Dili – East Timor risks erupting in violence again if its government and the UN fail to quickly reform the country's security forces, which remain vulnerable to political abuse, a think-tank warned Friday.
The International Crisis Group (ICG), which monitors conflict-torn nations, said that the army here is still trading on its reputation for heroism in resisting the Indonesian occupation but has not yet found a new role.
"The police suffer from low status and an excess of political interference," the Brussels-based group warned in its report. "There is no national security policy and there are important gaps in security-related legislation."
East Timor finally won independence after a 24-year occupation by Indonesia in 2002. Factions from the army and police waged battled on Dili's streets four years later, leaving at least 37 people dead and forcing about 15 percent of the one million-strong population to flee their homes.
International peacekeepers and UN police were deployed after the violence and remain on patrol, but the situation remains fragile with most refugees still packing makeshift camps by night.
A particular issue needing attention by the Timorese, ICG said, is who does what in the forces, with lines dangerously blurred between the police and army.

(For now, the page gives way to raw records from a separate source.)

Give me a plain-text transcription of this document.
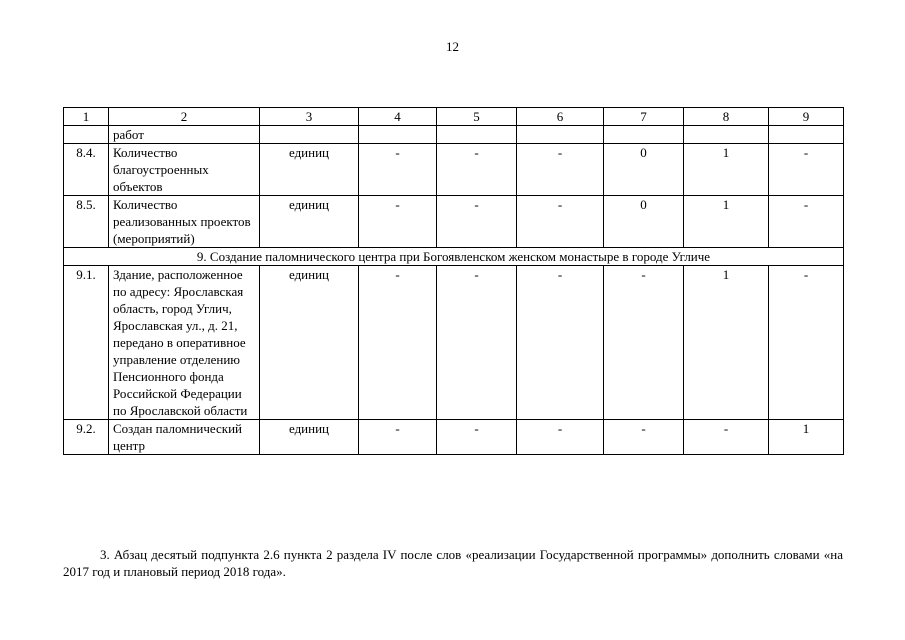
12
1	2	3	4	5	6	7	8	9
	работ							
8.4.	Количество благоустроенных объектов	единиц	-	-	-	0	1	-
8.5.	Количество реализованных проектов (мероприятий)	единиц	-	-	-	0	1	-
9. Создание паломнического центра при Богоявленском женском монастыре в городе Угличе								
9.1.	Здание, расположенное по адресу: Ярославская область, город Углич, Ярославская ул., д. 21, передано в оперативное управление отделению Пенсионного фонда Российской Федерации по Ярославской области	единиц	-	-	-	-	1	-
9.2.	Создан паломнический центр	единиц	-	-	-	-	-	1

3. Абзац десятый подпункта 2.6 пункта 2 раздела IV после слов «реализации Государственной программы» дополнить словами «на 2017 год и плановый период 2018 года».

While police typically have primary responsibility for internal security, "the Timorese police have not been given the resources, training and backing to fulfil this role effectively, and national leaders have been too ready to call in the army when disorder threatens."
The potential for political actors to use the army and police for their own purposes remains high and new legislation was needed to clarify who has the lead role in security sector police, the ICG said.
While the government still needed to conduct a comprehensive security review that the UN Security Council called for, it could meantime take constructive steps such as increasing salaries, improving donor coordination and addressing legislative gaps.
"The government has a chance – while international troops maintain basic security and the UN offers assistance – to conduct a genuine reform of the security sector, but it will have to move quickly," John Virgoe, the ICG's South East Asia project director, said in a statement accompanying the report.
International goodwill was not inexhaustible and signs of donor fatigue were already emerging, the report said.
The international community must also do a better job of coordinating its own support to the security sector and responding as the Timorese carry out their reforms, it said.